Maybe you can ask proponents of the Nitwit Interpretation of quantum mechanics if events don't exist until they are perceived. If they agree with that, ask them if that means we can make mercury/nukes/DDT/whatever they're against harmless by refusing to perceive the damage.

25 February, 2006 22:19  
Blogger Big Lebowski Store said...

You're right, Prometheus, sometimes you don't understand quantum mechanics even when you study it. I covered it three times, as per the old joke, and it was absolutely true of me. Here goes:

The first time you study QM you don't understand it and this bothers you a great deal.

The second time you study QM, you still don't understand it, and it bothers you a little less.

The third time you study QM, you still don't understand it, but this time it doesn't bother you at all.



26 February, 2006 04:25  
Blogger EoR said...

The woo brigade all sound quite reasonable at first, until that fateful word "therefore" enters into their arguments and everything just spins off into a delusional fantasy world of love and vibrations and energy and crystals...

27 February, 2006 16:53  
Anonymous Anonymous said...

Hey, I thought this was going to be an article about Quantum Leap

27 February, 2006 18:52  
Blogger hollywoodjaded said...

Thanks, Flea, I guess I need to study a third and final time....

27 February, 2006 19:53  
Blogger Prometheus said...

My excuse is that I got my undergraduate degree in physical chemistry and, as a result, had to study a fair bit about quantum mechanics. I don't claim any deep insights, but one doesn't need depth to refute what the "woo-woos" are claiming.

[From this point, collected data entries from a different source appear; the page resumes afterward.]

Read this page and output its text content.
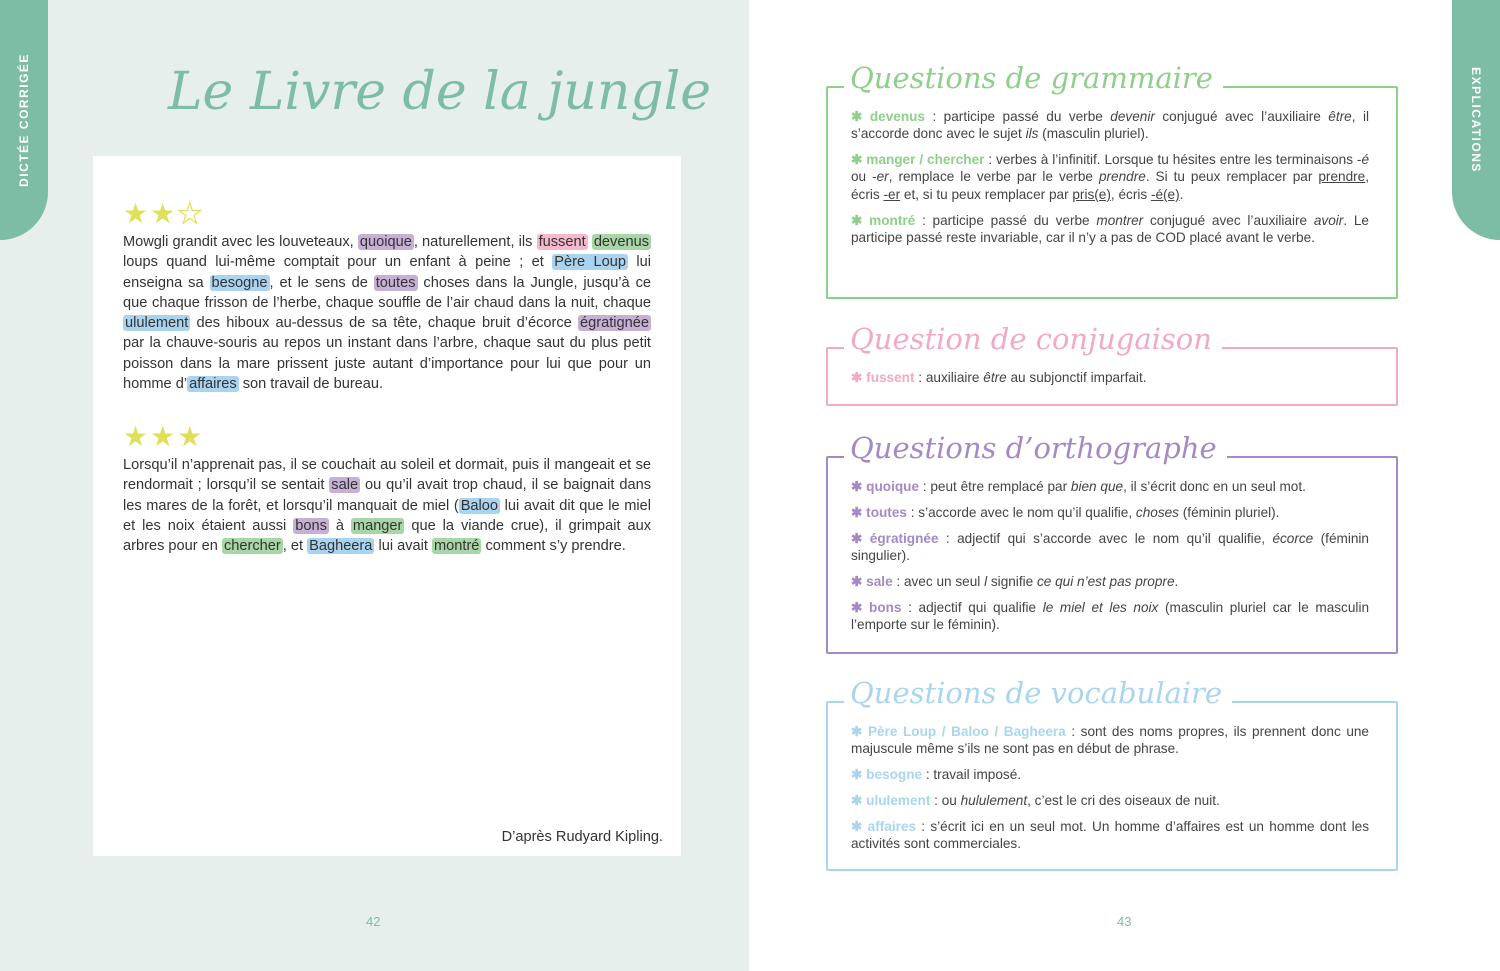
DICTÉE CORRIGÉE	Le Livre de la jungle
★★★

Mowgli grandit avec les louveteaux, quoique , naturellement, ils fussent devenus loups quand lui-même comptait pour un enfant à peine ; et Père Loup lui enseigna sa besogne , et le sens de toutes choses dans la Jungle, jusqu’à ce que chaque frisson de l’herbe, chaque souffle de l’air chaud dans la nuit, chaque ululement des hiboux au-dessus de sa tête, chaque bruit d’écorce égratignée par la chauve-souris au repos un instant dans l’arbre, chaque saut du plus petit poisson dans la mare prissent juste autant d’importance pour lui que pour un homme d’ affaires son travail de bureau.

★★★

Lorsqu’il n’apprenait pas, il se couchait au soleil et dormait, puis il mangeait et se rendormait ; lorsqu’il se sentait sale ou qu’il avait trop chaud, il se baignait dans les mares de la forêt, et lorsqu’il manquait de miel ( Baloo lui avait dit que le miel et les noix étaient aussi bons à manger que la viande crue), il grimpait aux arbres pour en chercher , et Bagheera lui avait montré comment s’y prendre.

D’après Rudyard Kipling.

42
EXPLICATIONS
43
Questions de grammaire
✱ devenus : participe passé du verbe devenir conjugué avec l’auxiliaire être, il s’accorde donc avec le sujet ils (masculin pluriel).
✱ manger / chercher : verbes à l’infinitif. Lorsque tu hésites entre les terminaisons -é ou -er, remplace le verbe par le verbe prendre. Si tu peux remplacer par prendre, écris -er et, si tu peux remplacer par pris(e), écris -é(e).
✱ montré : participe passé du verbe montrer conjugué avec l’auxiliaire avoir. Le participe passé reste invariable, car il n’y a pas de COD placé avant le verbe.
Question de conjugaison
✱ fussent : auxiliaire être au subjonctif imparfait.
Questions d’orthographe
✱ quoique : peut être remplacé par bien que, il s’écrit donc en un seul mot.
✱ toutes : s’accorde avec le nom qu’il qualifie, choses (féminin pluriel).
✱ égratignée : adjectif qui s’accorde avec le nom qu’il qualifie, écorce (féminin singulier).
✱ sale : avec un seul l signifie ce qui n’est pas propre.
✱ bons : adjectif qui qualifie le miel et les noix (masculin pluriel car le masculin l’emporte sur le féminin).
Questions de vocabulaire
✱ Père Loup / Baloo / Bagheera : sont des noms propres, ils prennent donc une majuscule même s’ils ne sont pas en début de phrase.
✱ besogne : travail imposé.
✱ ululement : ou hululement, c’est le cri des oiseaux de nuit.
✱ affaires : s’écrit ici en un seul mot. Un homme d’affaires est un homme dont les activités sont commerciales.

When I was studying the elusive quantum, I heard it said: "If you aren't at least a little confused by quantum mechanics, you probably don't understand it at all."


28 February, 2006 05:46  
Anonymous Anonymous said...

Joseph, I'm *so* stealing "Nitwit Interpretation" -- Thanks!

28 February, 2006 08:12  
Anonymous Anonymous said...

The most concise, yet thorough, refutation of the misuse and misunderstanding of quantum physics I’ve yet seen. Absolutely clear and cogent, and this will be used to attempt to bring that photon of light into some minds darkened by newage babble. When the gullible ask what the bleep do we know, I can give them your excellent piece and say, ”this much for certain."

07 March, 2006 13:46  
Anonymous Anonymous said...

Nitwit interpretation indeed. That 'What the bleep do we know?' film was a seriously stupid, boring waste of time. People lap it up though; poor dumb bastards.

A truly excellent series you've written here. I'm going to have to grab a couple of my friends, plonk them down in front of a computer, and beat them about the head until they've read the whole thing.